Пин-эр наклонилась к ее уху и прошептала:

– В прошлом месяце у нее начались месячные, и до сих пор кровотечение не прекращается. Вот и скажи, опасная ли у нее болезнь?

– Ай-я-я! – произнесла Юань-ян. – Не от выкидыша ли все это у нее получилось?

Пин-эр даже плюнула с досады:

– Тьфу! Что ты говоришь? А еще девушка! Своими словами только накличешь несчастье!

– Я толком не знаю, что такое выкидыш, – невольно краснея от смущения, призналась Юань-ян. – Но неужели ты забыла, что моя старшая сестра умерла от такой же болезни? Я не имела представления, что это за болезнь, однако как-то случайно услышала разговор матери с теткой и задумалась. Потом я узнала о причине болезни и только тогда немного поняла, в чем дело.

Разговор их прервала девочка-служанка, которая вошла в комнату и доложила Пин-эр:

– Только что опять приходила тетушка Чжу. Мы ей сказали, что наша госпожа легла отдыхать, тогда она пошла к госпоже Ван.

Пин-эр кивнула головой.

– Кто эта тетушка Чжу? – поинтересовалась Юань-ян.

– Да та самая Чжу гуань-мэй, как ее называют, – пояснила Пин-эр. – Некий господин Сунь выразил желание породниться с нами, и она теперь каждый день является к нам с письмами и не дает покоя…

Не успела она произнести эту фразу, как снова вбежала девочка-служанка:

– Пришел второй господин…

И в тот же момент появился Цзя Лянь. Пин-эр поспешила ему навстречу. Зная, что Пин-эр в восточной комнате, Цзя-лянь направился туда, но, увидев сидящую на кане Юань-ян, остановился у порога и улыбнулся:

– Оказывается, барышня Юань-ян своими драгоценными стопами осчастливила наш презренный дом!

– Пришла справиться о здоровье вашей супруги, – не вставая, отвечала Юань-ян, – но оказалось, что она спит, а вас нет дома.

– Тебе целый год приходится тяжко трудиться, прислуживая старой госпоже, сестра, – продолжал улыбающийся Цзя Лянь. – А я ни разу не удосужился навестить тебя! Чем мы заслужили такое внимание с твоей стороны?! Впрочем, ты пришла кстати. Я хотел пойти к тебе, но в этом халате жарко, и я решил сначала зайти переодеться. Однако Небесный владыка сжалился надо мной и избавил от лишнего хождения!

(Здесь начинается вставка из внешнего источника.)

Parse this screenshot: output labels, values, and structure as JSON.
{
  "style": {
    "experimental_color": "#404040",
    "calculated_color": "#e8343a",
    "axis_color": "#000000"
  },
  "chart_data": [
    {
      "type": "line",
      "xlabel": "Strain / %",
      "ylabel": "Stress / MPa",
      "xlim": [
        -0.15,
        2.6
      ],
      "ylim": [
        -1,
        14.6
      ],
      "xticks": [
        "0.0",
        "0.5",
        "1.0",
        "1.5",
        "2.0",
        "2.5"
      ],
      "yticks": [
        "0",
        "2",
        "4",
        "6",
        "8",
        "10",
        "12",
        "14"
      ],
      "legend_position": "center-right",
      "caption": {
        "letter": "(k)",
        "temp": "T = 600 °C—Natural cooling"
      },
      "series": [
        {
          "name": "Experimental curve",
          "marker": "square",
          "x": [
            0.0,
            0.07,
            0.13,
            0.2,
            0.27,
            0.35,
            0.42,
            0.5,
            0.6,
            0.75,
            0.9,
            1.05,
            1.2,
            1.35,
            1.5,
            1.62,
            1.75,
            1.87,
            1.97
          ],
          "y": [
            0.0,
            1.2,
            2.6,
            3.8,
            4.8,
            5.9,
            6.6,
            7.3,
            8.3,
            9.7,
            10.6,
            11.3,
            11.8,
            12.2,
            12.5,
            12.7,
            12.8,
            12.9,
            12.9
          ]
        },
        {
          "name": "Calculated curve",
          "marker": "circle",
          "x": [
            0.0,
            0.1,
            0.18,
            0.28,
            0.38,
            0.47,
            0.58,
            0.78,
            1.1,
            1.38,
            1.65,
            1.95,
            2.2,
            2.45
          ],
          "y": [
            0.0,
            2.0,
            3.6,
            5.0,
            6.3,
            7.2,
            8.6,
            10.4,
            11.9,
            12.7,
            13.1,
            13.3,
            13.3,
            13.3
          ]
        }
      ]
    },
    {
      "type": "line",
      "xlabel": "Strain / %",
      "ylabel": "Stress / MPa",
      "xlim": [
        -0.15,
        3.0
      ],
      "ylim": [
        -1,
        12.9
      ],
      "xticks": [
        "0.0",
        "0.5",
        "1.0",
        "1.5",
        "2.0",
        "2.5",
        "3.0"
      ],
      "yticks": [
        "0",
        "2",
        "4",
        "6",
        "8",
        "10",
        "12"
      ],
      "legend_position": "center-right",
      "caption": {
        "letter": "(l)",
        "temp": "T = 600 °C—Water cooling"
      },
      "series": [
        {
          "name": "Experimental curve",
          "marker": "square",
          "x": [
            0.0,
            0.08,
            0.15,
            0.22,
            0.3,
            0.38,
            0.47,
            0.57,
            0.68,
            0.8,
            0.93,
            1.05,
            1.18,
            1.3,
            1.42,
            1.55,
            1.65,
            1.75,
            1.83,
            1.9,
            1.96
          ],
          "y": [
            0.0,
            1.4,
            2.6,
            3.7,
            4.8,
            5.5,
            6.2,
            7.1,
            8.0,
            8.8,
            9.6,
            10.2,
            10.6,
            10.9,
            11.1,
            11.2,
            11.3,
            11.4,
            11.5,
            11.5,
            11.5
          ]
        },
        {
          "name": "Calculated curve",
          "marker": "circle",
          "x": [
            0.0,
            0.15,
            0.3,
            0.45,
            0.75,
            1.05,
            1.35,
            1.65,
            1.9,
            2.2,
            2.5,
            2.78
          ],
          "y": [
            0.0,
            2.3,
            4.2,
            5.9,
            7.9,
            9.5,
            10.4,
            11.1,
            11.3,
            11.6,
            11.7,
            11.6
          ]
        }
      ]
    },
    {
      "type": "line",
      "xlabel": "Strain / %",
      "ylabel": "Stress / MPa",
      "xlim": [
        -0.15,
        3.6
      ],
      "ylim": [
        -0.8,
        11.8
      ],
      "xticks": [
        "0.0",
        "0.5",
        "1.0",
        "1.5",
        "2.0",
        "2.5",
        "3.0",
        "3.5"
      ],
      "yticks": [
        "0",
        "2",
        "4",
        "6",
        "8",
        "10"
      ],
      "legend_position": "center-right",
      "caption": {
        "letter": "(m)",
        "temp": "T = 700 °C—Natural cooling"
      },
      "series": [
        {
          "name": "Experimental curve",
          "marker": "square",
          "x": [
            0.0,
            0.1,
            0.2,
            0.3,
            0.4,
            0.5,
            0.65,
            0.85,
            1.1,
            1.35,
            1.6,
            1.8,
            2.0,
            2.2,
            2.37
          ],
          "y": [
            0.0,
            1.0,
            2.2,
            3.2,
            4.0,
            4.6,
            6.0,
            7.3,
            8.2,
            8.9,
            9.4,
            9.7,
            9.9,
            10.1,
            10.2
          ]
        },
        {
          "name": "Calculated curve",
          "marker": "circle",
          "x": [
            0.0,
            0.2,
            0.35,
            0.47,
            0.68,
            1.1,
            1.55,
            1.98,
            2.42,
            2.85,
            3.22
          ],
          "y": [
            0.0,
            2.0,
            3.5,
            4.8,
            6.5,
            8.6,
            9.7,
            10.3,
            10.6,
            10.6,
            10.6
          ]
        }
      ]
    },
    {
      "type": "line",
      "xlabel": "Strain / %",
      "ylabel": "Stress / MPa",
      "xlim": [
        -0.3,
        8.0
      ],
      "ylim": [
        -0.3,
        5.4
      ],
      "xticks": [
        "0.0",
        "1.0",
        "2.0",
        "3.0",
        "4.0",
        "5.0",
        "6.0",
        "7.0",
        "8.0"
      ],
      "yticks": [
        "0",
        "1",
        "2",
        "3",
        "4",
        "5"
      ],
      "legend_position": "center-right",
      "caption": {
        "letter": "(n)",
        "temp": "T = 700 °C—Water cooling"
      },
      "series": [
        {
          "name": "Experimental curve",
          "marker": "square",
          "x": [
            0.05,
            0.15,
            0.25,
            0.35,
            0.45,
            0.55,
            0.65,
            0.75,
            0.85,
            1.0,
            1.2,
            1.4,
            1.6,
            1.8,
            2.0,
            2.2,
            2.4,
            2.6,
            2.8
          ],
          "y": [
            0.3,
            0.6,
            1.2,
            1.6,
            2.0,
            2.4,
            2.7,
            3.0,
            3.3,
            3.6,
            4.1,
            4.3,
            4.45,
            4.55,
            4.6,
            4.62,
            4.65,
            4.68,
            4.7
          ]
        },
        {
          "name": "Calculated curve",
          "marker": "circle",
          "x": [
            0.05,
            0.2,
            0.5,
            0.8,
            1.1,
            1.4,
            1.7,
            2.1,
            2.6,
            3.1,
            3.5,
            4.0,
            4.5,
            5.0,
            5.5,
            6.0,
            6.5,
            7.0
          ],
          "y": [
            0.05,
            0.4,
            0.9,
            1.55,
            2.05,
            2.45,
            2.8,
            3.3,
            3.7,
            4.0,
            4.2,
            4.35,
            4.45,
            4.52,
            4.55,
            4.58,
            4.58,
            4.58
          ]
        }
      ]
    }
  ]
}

С этими словами он опустился на стул.

– О чем же вы хотели говорить со мной? – спросила Юань-ян.

– Понимаешь, я позабыл об одном деле, – начал Цзя Лянь, – но ты, пожалуй, о нем помнишь. В прошлом году, в день рождения старой госпожи, к нам забрел случайно какой-то монах, который тоже пожелал принести свои поздравления, и преподнес в подарок облитый воском цитрус «рука Будды». Старой госпоже этот цитрус понравился, и она приказала положить его у себя в комнате. Позавчера, по случаю дня рождения старой госпожи, я принялся просматривать описи редких вещей и обнаружил, что цитрус там значится, но сам он пропал куда-то. Об этом же мне докладывали люди, которые присматривают за старинными безделушками, и просили меня разузнать, где он. Вот я и хочу спросить: этот цитрус сейчас у старой госпожи или его кому-нибудь отдали?

– Он пролежал в комнате старой госпожи всего несколько дней, а потом надоел ей, и она отдала его вашей супруге, – ответила Юань-ян. – Почему вам вздумалось меня об этом спрашивать? Я даже день запомнила, когда приказала служанке отнести его к вам. Если вы забыли, можете спросить у своей супруги или у Пин-эр.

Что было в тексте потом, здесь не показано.